Britain’s All-Party Parliamentary Group on Alternative Investment Management has published a paper on the country’s pensions. It’s focus is defined contribution schemes especially and the demographic strain they face, and the prospect of their moving more heavily into alternative assets and strategies in response.
Defined benefit schemes “have some freedom in their investment decisions and have accordingly, invested in alternative investment,” the paper says, but defined contribution schemes “are subject to specific regulatory, cultural, and operational pressures” that keep them out of the alternatives space. That is worrisome to the APPG, since defined contribution is a rapidly growing percentage of the total pension assets in the United Kingdom. Accordingly, the DCs are the focus of this paper, which cites estimates that defined contribution assets will amount to 15% of UK net wealth by 2030.
Under existing regulations, the managers of defined contribution plans “are obligated to specifically justify any allocation made to an investment that is not traded on public markets.” This obligation has had a chilling effect, and the APPG suggests that it be reconsidered.

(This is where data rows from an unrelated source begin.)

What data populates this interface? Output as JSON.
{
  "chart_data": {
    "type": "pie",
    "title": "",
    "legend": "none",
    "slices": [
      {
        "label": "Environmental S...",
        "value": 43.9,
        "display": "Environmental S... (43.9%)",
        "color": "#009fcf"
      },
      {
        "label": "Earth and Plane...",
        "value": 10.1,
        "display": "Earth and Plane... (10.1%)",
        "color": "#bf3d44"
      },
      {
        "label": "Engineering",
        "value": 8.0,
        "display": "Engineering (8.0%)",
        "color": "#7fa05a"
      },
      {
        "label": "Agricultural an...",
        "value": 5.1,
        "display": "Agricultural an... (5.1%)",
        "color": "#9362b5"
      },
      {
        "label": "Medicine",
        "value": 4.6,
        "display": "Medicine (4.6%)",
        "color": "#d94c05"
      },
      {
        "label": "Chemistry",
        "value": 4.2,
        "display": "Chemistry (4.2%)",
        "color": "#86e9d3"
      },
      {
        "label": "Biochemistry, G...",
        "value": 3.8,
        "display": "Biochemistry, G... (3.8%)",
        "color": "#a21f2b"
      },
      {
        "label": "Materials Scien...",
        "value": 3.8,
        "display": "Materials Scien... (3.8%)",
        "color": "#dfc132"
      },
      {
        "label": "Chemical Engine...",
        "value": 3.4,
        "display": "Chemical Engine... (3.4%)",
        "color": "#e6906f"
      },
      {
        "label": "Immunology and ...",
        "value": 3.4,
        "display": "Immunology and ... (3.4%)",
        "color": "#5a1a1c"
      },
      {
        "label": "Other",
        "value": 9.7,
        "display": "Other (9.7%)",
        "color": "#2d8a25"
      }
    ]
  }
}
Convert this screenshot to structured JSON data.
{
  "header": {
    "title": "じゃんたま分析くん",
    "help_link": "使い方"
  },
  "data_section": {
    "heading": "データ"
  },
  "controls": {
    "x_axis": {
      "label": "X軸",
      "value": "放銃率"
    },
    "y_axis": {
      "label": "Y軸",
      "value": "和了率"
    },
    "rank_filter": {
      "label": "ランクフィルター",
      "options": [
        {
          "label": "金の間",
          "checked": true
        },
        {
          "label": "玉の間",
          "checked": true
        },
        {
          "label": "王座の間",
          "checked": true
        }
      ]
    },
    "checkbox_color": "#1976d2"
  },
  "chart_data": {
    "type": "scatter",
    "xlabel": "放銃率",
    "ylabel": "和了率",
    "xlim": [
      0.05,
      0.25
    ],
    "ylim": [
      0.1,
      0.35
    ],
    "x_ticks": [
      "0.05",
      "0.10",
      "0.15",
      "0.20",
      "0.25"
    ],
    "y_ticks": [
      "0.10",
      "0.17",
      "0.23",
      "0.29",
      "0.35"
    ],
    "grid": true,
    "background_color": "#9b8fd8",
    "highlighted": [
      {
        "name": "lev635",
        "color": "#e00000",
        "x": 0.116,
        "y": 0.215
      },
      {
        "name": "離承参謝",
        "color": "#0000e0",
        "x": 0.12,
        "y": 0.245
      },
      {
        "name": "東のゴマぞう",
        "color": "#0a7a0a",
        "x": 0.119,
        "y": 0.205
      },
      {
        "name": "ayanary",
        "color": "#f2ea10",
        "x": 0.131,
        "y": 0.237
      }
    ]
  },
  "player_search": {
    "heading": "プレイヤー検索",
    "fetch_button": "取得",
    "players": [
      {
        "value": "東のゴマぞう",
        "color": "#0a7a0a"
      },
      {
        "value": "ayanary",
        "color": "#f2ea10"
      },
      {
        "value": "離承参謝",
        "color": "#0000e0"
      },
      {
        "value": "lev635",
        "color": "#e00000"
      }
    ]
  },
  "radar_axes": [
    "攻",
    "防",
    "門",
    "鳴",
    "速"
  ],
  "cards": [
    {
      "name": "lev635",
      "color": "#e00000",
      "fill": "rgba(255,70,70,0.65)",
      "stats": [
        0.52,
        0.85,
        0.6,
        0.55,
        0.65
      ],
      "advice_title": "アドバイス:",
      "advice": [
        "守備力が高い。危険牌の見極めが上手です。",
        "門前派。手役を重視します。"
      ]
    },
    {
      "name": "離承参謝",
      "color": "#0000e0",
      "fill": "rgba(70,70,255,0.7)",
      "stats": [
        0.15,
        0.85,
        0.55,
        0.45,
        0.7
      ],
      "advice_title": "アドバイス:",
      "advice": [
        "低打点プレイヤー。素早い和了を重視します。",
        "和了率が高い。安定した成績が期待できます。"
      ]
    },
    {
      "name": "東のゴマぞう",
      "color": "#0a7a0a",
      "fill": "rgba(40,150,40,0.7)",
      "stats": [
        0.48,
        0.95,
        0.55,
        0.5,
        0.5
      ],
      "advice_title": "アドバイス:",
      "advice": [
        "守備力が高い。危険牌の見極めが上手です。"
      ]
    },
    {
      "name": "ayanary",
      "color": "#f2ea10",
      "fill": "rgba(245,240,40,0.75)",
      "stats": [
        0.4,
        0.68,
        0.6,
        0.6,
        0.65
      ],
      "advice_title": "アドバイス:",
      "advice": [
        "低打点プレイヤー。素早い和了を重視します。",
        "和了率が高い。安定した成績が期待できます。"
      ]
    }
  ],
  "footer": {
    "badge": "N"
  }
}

In 2012 the UK moved to a system of automatic enrollment, under which eligible workers are enrolled in their employers’ pension funds unless they actively opt out. This change invoked what some have called “the power of inertia” to raise the numbers. It worked. By 2013, the percentage of the workforce participating in pensions had doubled, reaching 66%.
In further testimony to inertia, the paper tells us, the vast majority of workers keep their contributions in their employers’ default fund.
As a retiree comes closer to retirement, the default funds typically transfer capital from riskier to safer assets: which means, generally, away from equity, toward bonds and cash.
The Horizon of Alternatives
There are two main respects in which alternative investments could assist defined contribution schemes, including the default funds: diversification and access to the illiquidity premium. Typically, the plans now are run on 60/40 lines, where the 60% represents public equity and the 40% represents bonds. Less than 5% of the defined contribution managed assets in the UK are anything other than equities, bonds, or cash. This is much smaller than the analogous number in other jurisdictions. And it may not represent an adequate level of diversification.
Return on both bonds and equities could be lower in the UK in the coming years than the pensioners expect.
The paper’s authors accordingly tour the horizon of alternatives. They see private equity as a way of avoiding the principal/agent problem that can arise when pension funds invest in public equity. The interests of a public corporation’s managers don’t necessarily align with the interests of the pensioners who have an interest in their performance, and there is no easy way to make them align: contested directors’ elections, for example, are expensive and the outcome is always unreliable. However, with private equity, the fund manager owns the corporation outright.
The authors of the APPG paper see private credit, or non-bank lending, as a way of deriving “new sources of return by providing financing to underserved segments of the economy.”
Private credit looks for the most part to the mid-sized enterprises, which are too small for either equity listings or access to the public bond markets.
Hedge fund managers, in the paper’s brief description, are fund managers who pursue absolute returns, freeing themselves from the benchmark indexes that define traditional investment managers.
Each of these three, and other alternatives can offer something very valuable to pension schemes and the pensioners: low correlation with public equities and bonds. Relatedly: “our evidence sessions made plain that, contrary to public perception, alternative investment managers are not inherently ‘riskier’ than traditional assets.”
A Premium and a Conclusion
The paper also discusses the matter of the illiquidity premium, described as “one way that alternative investments can deliver superior returns.” Since pension schemes have long horizons, they positioned to take advantage of this phenomenon.
Also important from a public policy point of view: “Increased allocations to illiquid assets by pension funds would not just potentially benefit their beneficiaries: it could also theoretically increase the amount of long-term ‘patient capital’ invested in the broader UK economy. Many infrastructure projects, for instance, require years—or even decades—of steady investment, which can be difficult to source from conventional investors.”
In sum, the report concludes: “Given that the goal of DC pension schemes is the maximization of a beneficiary’s outcomes, it seems logical that such schemes should allocate to investments that offer the chance of superior returns.”